Neue Rechtslage
Konzerne holen Töchter nach Hause

Lange Zeit zog es deutsche Konzerne in die weite Welt. Fast in jedem Land, in dem die Großunternehmen Geschäfte machten, gründeten sie eine Tochtergesellschaft. So entstanden über die Jahre weit verzweigte und rund um den Globus verstreute Großfamilien. Doch jetzt vollzieht sich eine Kehrtwende - ermöglicht durch eine neue Gesetzesregelung.

KÖLN. Immer mehr deutsche Konzerne holen ihre Auslandstöchter nach Hause - meist durch eine Verschmelzung mit der Muttergesellschaft oder heimischen Tochterfirmen. Der Strategieschwenk hat gleich mehrere Gründe: Früher war es für das Auslandsgeschäft wichtig, vor Ort mit einer eigenen Gesellschaft präsent zu sein. Das kam bei Kunden und Lieferanten gut an. Die Firma im Gastland garantierte nicht nur räumliche Nähe zu den Ansprechpartnern und Produktionsanlagen. Weil für die Auslandsstandorte die Gesetze des jeweiligen Staates gelten, mussten sich die dortigen Geschäftspartner nicht den Risiken fremder Rechtssysteme aussetzen.

Heute besteht die Hemmschwelle gegenüber Unternehmen aus der Fremde nicht mehr. Die Auslandsaktivitäten können daher inzwischen ebenso gut von zu Hause aus gesteuert werden. Eigene Gesellschaften im jeweiligen Gastland werden nicht mehr erwartet. Für die Präsenz vor Ort reicht meist eine bloße Niederlassung - eine Filiale ohne eigene Rechtspersönlichkeit.

Weitere Vorteile der Eingliederung von Auslandstöchtern: Die komplexen Unternehmensgebilde verschlanken so ihre Strukturen. Das spart viel Aufwand und Kosten - etwa bei der Bilanzierung und der Prüfung. Gleichzeitig gewinnen sie an Schlagkraft: Denn die Konzernfirmen, mit denen die ehemaligen Auslandstöchter verschmolzen werden, erreichen durch die neue Größe mehr Marktpräsenz und eine dickere Kapitaldecke. Damit lassen sich im Geschäftsverkehr meist bessere Konditionen aushandeln.
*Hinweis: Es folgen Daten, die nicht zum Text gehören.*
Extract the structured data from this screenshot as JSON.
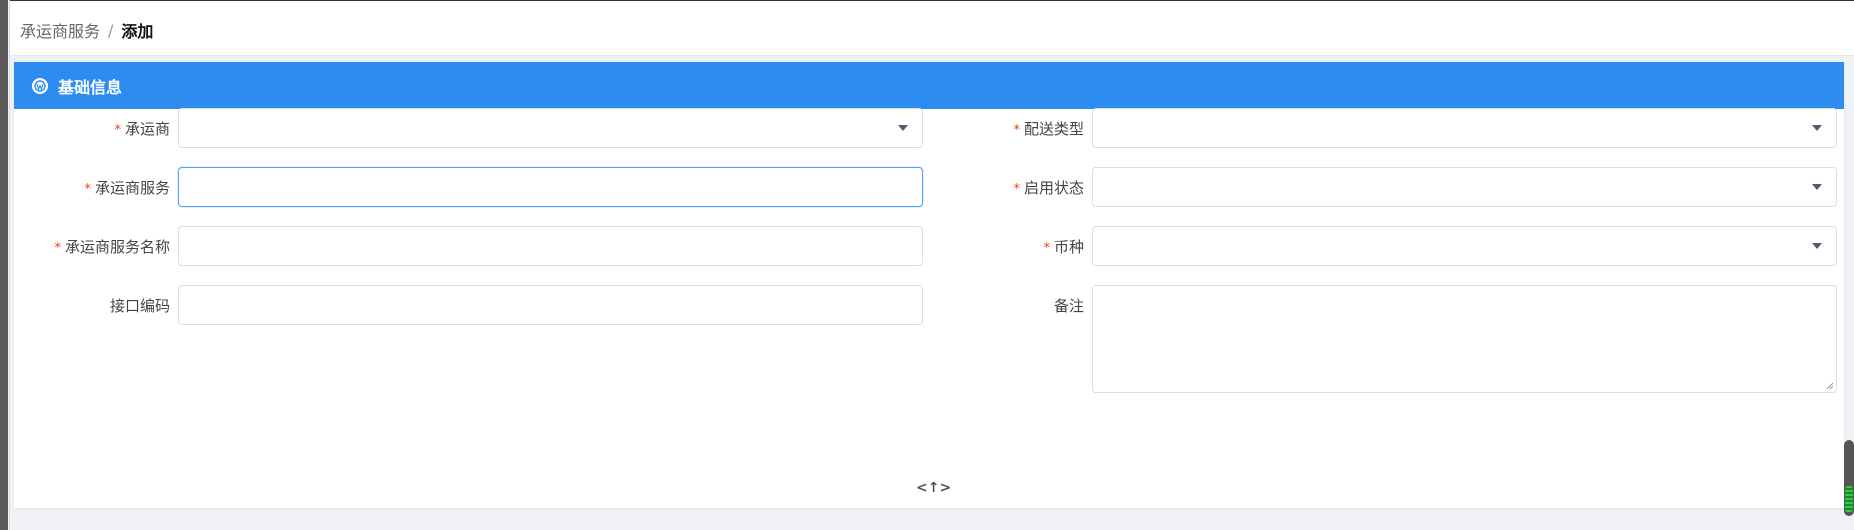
{
  "breadcrumb": {
    "parent": "承运商服务",
    "separator": "/",
    "current": "添加"
  },
  "panel": {
    "title": "基础信息",
    "icon": "wordpress-icon"
  },
  "form": {
    "left": [
      {
        "label": "承运商",
        "required": true,
        "type": "select",
        "value": ""
      },
      {
        "label": "承运商服务",
        "required": true,
        "type": "input",
        "value": ""
      },
      {
        "label": "承运商服务名称",
        "required": true,
        "type": "input",
        "value": ""
      },
      {
        "label": "接口编码",
        "required": false,
        "type": "input",
        "value": ""
      }
    ],
    "right": [
      {
        "label": "配送类型",
        "required": true,
        "type": "select",
        "value": ""
      },
      {
        "label": "启用状态",
        "required": true,
        "type": "select",
        "value": ""
      },
      {
        "label": "币种",
        "required": true,
        "type": "select",
        "value": ""
      },
      {
        "label": "备注",
        "required": false,
        "type": "textarea",
        "value": ""
      }
    ],
    "required_mark": "*"
  },
  "colors": {
    "header_blue": "#2d8cf0",
    "required_red": "#ed4014",
    "focus_border": "#57a3f3"
  }
}
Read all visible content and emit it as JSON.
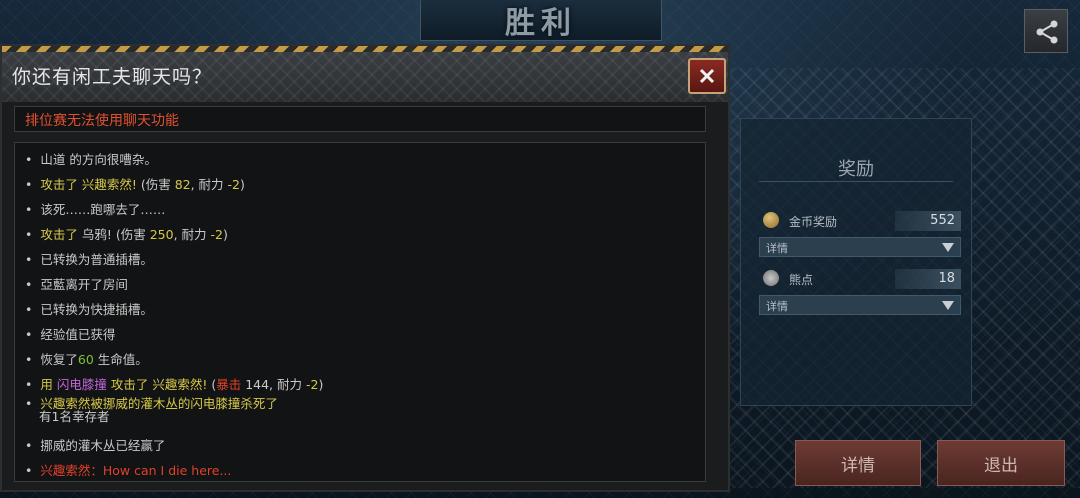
{
  "header": {
    "title": "胜利"
  },
  "share": {
    "icon": "share-icon"
  },
  "reward": {
    "title": "奖励",
    "gold": {
      "label": "金币奖励",
      "value": "552",
      "detail": "详情",
      "icon": "coin-icon"
    },
    "bear": {
      "label": "熊点",
      "value": "18",
      "detail": "详情",
      "icon": "bear-paw-icon"
    }
  },
  "buttons": {
    "details": "详情",
    "exit": "退出"
  },
  "dialog": {
    "title": "你还有闲工夫聊天吗？",
    "warning": "排位赛无法使用聊天功能",
    "log": [
      {
        "bullet": "•",
        "parts": [
          "山道 的方向很嘈杂。"
        ]
      },
      {
        "bullet": "•",
        "parts": [
          "攻击了 兴趣索然!",
          " (伤害 ",
          "82",
          ",  耐力 ",
          " -2",
          ")"
        ]
      },
      {
        "bullet": "•",
        "parts": [
          "该死……跑哪去了……"
        ]
      },
      {
        "bullet": "•",
        "parts": [
          "攻击了",
          " 乌鸦! (伤害 ",
          "250",
          ",  耐力 ",
          " -2",
          ")"
        ]
      },
      {
        "bullet": "•",
        "parts": [
          "已转换为普通插槽。"
        ]
      },
      {
        "bullet": "•",
        "parts": [
          "亞藍离开了房间"
        ]
      },
      {
        "bullet": "•",
        "parts": [
          "已转换为快捷插槽。"
        ]
      },
      {
        "bullet": "•",
        "parts": [
          "经验值已获得"
        ]
      },
      {
        "bullet": "•",
        "parts": [
          "恢复了",
          "60",
          " 生命值。"
        ]
      },
      {
        "bullet": "•",
        "parts": [
          "用 ",
          "闪电膝撞",
          " 攻击了 ",
          " 兴趣索然!",
          " (",
          "暴击",
          " 144,  耐力 ",
          " -2",
          ")"
        ]
      },
      {
        "bullet": "•",
        "parts": [
          "兴趣索然",
          "被挪威的灌木丛的闪电膝撞杀死了",
          "有1名幸存者"
        ]
      },
      {
        "bullet": "•",
        "parts": [
          "挪威的灌木丛已经赢了"
        ]
      },
      {
        "bullet": "•",
        "parts": [
          "兴趣索然：How can I die here..."
        ]
      }
    ]
  },
  "colors": {
    "accent_red": "#e0512f",
    "gold_text": "#d7c84a",
    "green_text": "#7fbf3a",
    "purple_text": "#c067d8"
  }
}
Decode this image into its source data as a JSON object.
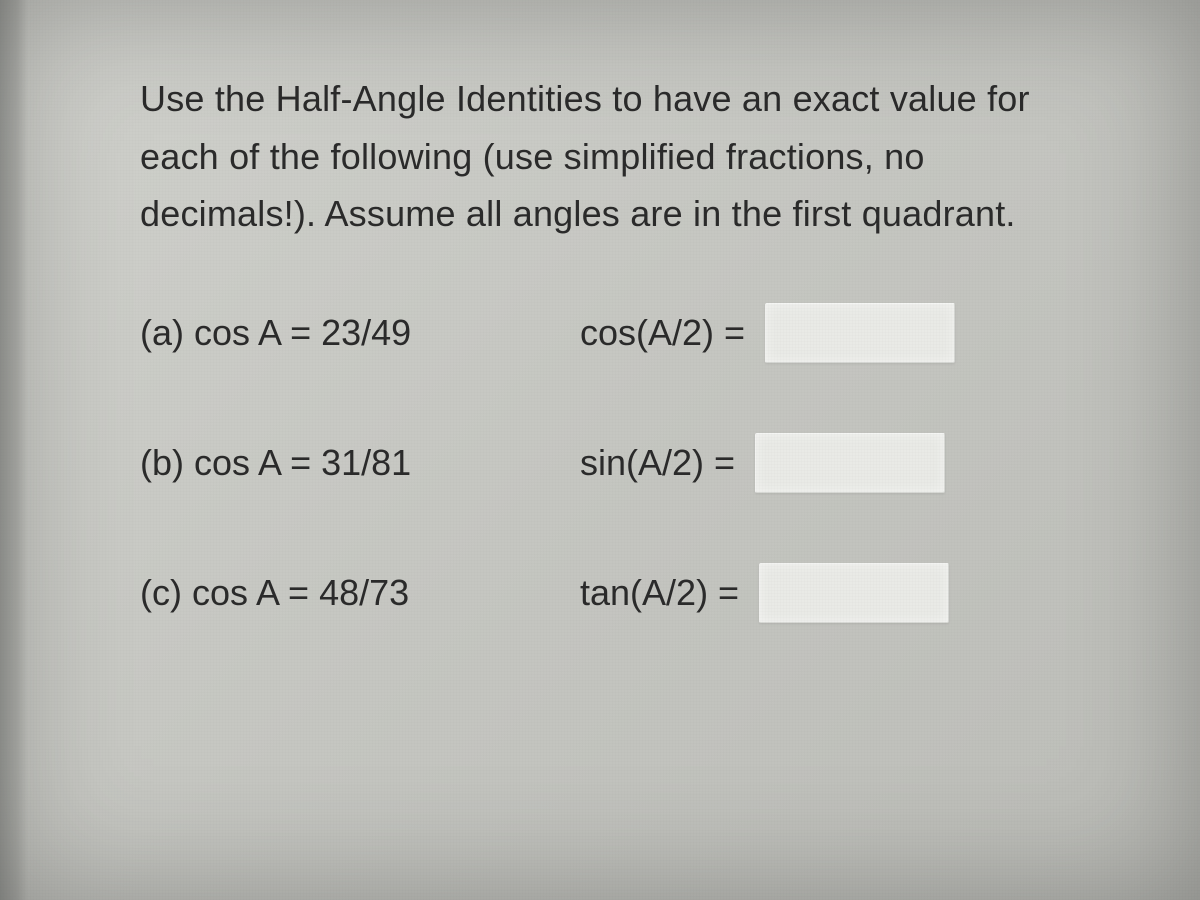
{
  "instructions": "Use the Half-Angle Identities to have an exact value for each of the following (use simplified fractions, no decimals!).  Assume all angles are in the first quadrant.",
  "problems": {
    "a": {
      "given": "(a) cos A = 23/49",
      "target_label": "cos(A/2) =",
      "answer": ""
    },
    "b": {
      "given": "(b) cos A = 31/81",
      "target_label": "sin(A/2) =",
      "answer": ""
    },
    "c": {
      "given": "(c) cos A = 48/73",
      "target_label": "tan(A/2) =",
      "answer": ""
    }
  }
}
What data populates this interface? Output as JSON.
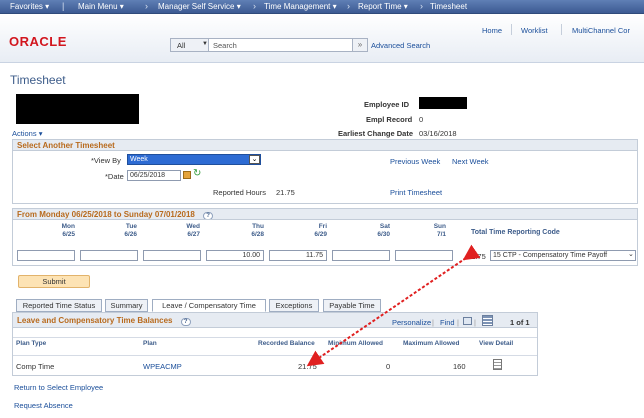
{
  "nav": {
    "items": [
      "Favorites",
      "Main Menu",
      "Manager Self Service",
      "Time Management",
      "Report Time",
      "Timesheet"
    ]
  },
  "header": {
    "logo": "ORACLE",
    "links": [
      "Home",
      "Worklist",
      "MultiChannel Cor"
    ],
    "search_scope": "All",
    "search_placeholder": "Search",
    "advanced_search": "Advanced Search"
  },
  "page": {
    "title": "Timesheet",
    "actions": "Actions"
  },
  "employee": {
    "id_label": "Employee ID",
    "record_label": "Empl Record",
    "record_value": "0",
    "change_label": "Earliest Change Date",
    "change_value": "03/16/2018"
  },
  "select": {
    "header": "Select Another Timesheet",
    "viewby_label": "*View By",
    "viewby_value": "Week",
    "date_label": "*Date",
    "date_value": "06/25/2018",
    "prev_week": "Previous Week",
    "next_week": "Next Week",
    "reported_label": "Reported Hours",
    "reported_value": "21.75",
    "print": "Print Timesheet"
  },
  "week": {
    "header": "From Monday 06/25/2018 to Sunday 07/01/2018",
    "days": [
      {
        "d": "Mon",
        "dt": "6/25",
        "v": ""
      },
      {
        "d": "Tue",
        "dt": "6/26",
        "v": ""
      },
      {
        "d": "Wed",
        "dt": "6/27",
        "v": ""
      },
      {
        "d": "Thu",
        "dt": "6/28",
        "v": "10.00"
      },
      {
        "d": "Fri",
        "dt": "6/29",
        "v": "11.75"
      },
      {
        "d": "Sat",
        "dt": "6/30",
        "v": ""
      },
      {
        "d": "Sun",
        "dt": "7/1",
        "v": ""
      }
    ],
    "total_label": "Total",
    "trc_label": "Time Reporting Code",
    "total_value": "21.75",
    "trc_value": "15 CTP - Compensatory Time Payoff"
  },
  "submit": "Submit",
  "tabs": [
    "Reported Time Status",
    "Summary",
    "Leave / Compensatory Time",
    "Exceptions",
    "Payable Time"
  ],
  "balances": {
    "header": "Leave and Compensatory Time Balances",
    "personalize": "Personalize",
    "find": "Find",
    "pager": "1 of 1",
    "columns": [
      "Plan Type",
      "Plan",
      "Recorded Balance",
      "Minimum Allowed",
      "Maximum Allowed",
      "View Detail"
    ],
    "rows": [
      {
        "type": "Comp Time",
        "plan": "WPEACMP",
        "recorded": "21.75",
        "min": "0",
        "max": "160"
      }
    ]
  },
  "footer": {
    "return": "Return to Select Employee",
    "request": "Request Absence"
  },
  "colors": {
    "nav": "#3c5a92",
    "accent": "#b86a1d",
    "link": "#1a4e9a",
    "arrow": "#e02020"
  }
}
Und schließlich: Den Konzernen stehen erst jetzt die rechtlichen Möglichkeiten zur Verfügung, um die Tochterfirmen aus dem Ausland zurückzuholen. "Lange Zeit ließen sich solche grenzüberschreitenden Transaktionen nur sehr eingeschränkt umsetzen", weiß Rechtsanwalt Stephan Ulrich, Partner der internationalen Kanzlei Simmons & Simmons in Düsseldorf, aus der Beratungspraxis zu berichten. Inzwischen haben Gesetzgeber und Gerichte auf die Anforderungen der Globalisierung reagiert. Beide haben in jüngerer Vergangenheit die internationale Mobilität der Unternehmen kräftig erleichtert. "Vor allem in Europa sind grenzüberschreitende Zusammenschlüsse jetzt viel einfacher geworden", so Ulrich.